After a 3000m race at the Armory – January 2009
NYRR Mini 10k – June 2010
I wasn’t always the healthiest eater. I grew up on very traditional “meat and potatoes” food. I think I ate Wendy’s and Burger King nearly ever day during my senior year of high school! As a freshman at Wesleyan University I was exposed to foods that I had never even heard of before – tofu! hummus! quinoa! During my sophomore year of college I began to focus more on my running and placed a greater emphasis on the food I was using for fuel. Slowly, my tastes and preferences have changed. On a spring break trip (March 2005) with the track team we were given a food allowance of about $100. My teammates and I decided to pool our resources and cook for each other all week. During that time, I learned how to make the basics – pasta, steamed veggies, chicken, mac n’ cheese, etc. The next spring, while I was studying abroad in Italy (spring 2006), I enrolled in a series of cooking classes. I immersed myself in the Italian way of eating which emphasizes fresh vegetables, olive oil, yummy artisanal cheeses, and small portions of pasta, meat, etc . I still miss my host dad’s ragu sauce and fresh caprese salad!

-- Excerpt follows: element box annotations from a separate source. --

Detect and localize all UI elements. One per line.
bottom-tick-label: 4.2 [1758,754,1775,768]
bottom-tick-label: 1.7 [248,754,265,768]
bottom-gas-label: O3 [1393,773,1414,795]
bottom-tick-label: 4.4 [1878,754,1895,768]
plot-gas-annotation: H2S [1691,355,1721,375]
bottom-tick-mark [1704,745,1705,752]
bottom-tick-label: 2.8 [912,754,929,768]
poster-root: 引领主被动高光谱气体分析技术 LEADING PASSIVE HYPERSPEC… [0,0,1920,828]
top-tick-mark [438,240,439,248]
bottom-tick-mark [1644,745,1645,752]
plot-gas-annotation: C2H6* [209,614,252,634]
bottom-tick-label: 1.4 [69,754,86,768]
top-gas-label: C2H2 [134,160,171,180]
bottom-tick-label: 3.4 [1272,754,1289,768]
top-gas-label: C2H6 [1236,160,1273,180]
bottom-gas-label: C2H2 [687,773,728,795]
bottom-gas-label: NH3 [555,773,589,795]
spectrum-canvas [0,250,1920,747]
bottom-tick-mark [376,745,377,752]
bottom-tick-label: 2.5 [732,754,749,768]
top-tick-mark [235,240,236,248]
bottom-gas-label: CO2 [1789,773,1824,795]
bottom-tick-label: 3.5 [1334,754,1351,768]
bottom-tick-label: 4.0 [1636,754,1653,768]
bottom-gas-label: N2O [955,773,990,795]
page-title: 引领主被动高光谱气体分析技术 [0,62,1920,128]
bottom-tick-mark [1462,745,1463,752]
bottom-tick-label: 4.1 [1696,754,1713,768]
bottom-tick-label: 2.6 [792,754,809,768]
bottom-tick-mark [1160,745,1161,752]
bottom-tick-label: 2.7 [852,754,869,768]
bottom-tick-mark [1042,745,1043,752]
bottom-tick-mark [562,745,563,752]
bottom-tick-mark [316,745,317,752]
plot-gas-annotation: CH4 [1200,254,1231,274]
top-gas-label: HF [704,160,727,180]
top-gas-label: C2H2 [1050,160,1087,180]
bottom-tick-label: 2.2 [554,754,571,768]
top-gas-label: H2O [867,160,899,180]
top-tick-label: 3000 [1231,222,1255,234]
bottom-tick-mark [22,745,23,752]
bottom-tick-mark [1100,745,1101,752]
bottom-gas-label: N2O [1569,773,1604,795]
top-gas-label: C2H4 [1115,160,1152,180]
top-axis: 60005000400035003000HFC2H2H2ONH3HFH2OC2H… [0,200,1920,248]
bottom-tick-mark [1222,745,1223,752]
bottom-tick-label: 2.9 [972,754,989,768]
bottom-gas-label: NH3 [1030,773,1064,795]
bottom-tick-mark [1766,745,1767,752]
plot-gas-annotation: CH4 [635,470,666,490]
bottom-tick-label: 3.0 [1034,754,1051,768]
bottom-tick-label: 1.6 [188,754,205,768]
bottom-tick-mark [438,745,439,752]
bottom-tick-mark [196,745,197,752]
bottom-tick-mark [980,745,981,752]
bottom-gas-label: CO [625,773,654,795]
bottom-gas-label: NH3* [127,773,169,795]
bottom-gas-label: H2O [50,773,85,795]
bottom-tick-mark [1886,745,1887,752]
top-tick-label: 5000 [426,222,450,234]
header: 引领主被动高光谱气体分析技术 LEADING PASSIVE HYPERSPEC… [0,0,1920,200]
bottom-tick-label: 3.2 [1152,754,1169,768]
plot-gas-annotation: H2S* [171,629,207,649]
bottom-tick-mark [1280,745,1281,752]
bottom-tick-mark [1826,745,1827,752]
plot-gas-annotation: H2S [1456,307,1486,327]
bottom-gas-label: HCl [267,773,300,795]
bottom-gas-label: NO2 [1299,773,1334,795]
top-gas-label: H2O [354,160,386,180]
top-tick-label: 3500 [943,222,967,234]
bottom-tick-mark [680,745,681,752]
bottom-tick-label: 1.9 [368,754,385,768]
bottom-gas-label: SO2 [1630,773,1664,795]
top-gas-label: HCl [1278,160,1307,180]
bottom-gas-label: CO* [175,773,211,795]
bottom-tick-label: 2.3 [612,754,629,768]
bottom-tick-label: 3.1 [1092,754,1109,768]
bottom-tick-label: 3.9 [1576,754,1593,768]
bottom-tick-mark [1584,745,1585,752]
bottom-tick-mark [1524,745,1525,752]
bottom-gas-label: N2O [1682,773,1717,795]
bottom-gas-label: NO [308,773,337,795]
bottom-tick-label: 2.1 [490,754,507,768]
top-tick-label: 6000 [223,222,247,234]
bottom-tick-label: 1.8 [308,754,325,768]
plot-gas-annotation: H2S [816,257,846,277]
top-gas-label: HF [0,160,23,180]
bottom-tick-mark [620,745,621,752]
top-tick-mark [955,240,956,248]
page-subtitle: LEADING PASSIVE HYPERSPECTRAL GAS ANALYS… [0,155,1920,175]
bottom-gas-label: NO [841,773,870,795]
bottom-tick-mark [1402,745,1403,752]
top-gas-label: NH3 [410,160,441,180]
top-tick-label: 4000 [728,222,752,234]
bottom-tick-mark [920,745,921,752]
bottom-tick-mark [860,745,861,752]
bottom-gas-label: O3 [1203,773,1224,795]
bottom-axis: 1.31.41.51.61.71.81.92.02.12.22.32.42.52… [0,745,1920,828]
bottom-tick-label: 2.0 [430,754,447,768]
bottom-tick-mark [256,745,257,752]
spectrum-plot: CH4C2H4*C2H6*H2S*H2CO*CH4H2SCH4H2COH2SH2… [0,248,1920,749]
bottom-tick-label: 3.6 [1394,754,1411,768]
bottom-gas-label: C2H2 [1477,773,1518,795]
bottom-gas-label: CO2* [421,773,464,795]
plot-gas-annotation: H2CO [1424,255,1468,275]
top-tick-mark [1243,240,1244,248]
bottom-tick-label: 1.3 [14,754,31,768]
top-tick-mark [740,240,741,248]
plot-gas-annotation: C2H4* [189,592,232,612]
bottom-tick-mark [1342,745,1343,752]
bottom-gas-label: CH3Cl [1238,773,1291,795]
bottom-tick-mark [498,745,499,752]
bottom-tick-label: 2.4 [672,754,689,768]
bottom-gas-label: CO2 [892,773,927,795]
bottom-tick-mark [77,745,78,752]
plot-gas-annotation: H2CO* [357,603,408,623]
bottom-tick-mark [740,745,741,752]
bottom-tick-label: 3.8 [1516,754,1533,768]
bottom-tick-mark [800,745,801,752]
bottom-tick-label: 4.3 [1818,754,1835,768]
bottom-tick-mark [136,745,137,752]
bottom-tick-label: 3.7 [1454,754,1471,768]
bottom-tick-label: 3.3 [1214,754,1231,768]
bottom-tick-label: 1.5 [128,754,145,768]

When I moved to my own apartment after college graduation, I really stepped up my culinary game – there was no more dining hall to serve me dinner at the end of a long day. I usually prepare simple dishes during the week, but I love experimenting with more complex projects. I’ve made my own bread and pizza dough, cured pickles, canned jam, whipped up homemade mayonaise, baked layer cakes, rolled out pies, etc. My
tiny Manhattan upstate apartment is overflowing with kitchen appliances! My curiousity continues – In the fall of 2008 I took an “American Culinary History” course at the New School and learned a lot about our nation’s food culture. I am keeping my cooking game sharp by attending local courses and lectures at the Whole Foods Bowery Culinary Center and by reading foodie magazines and cookbooks. I hope to use this blog as a way to document how a healthy (and hungry) runner fuels for long distance running.
My usual lunch-time salad:
There’s always room for Ice cream with friends!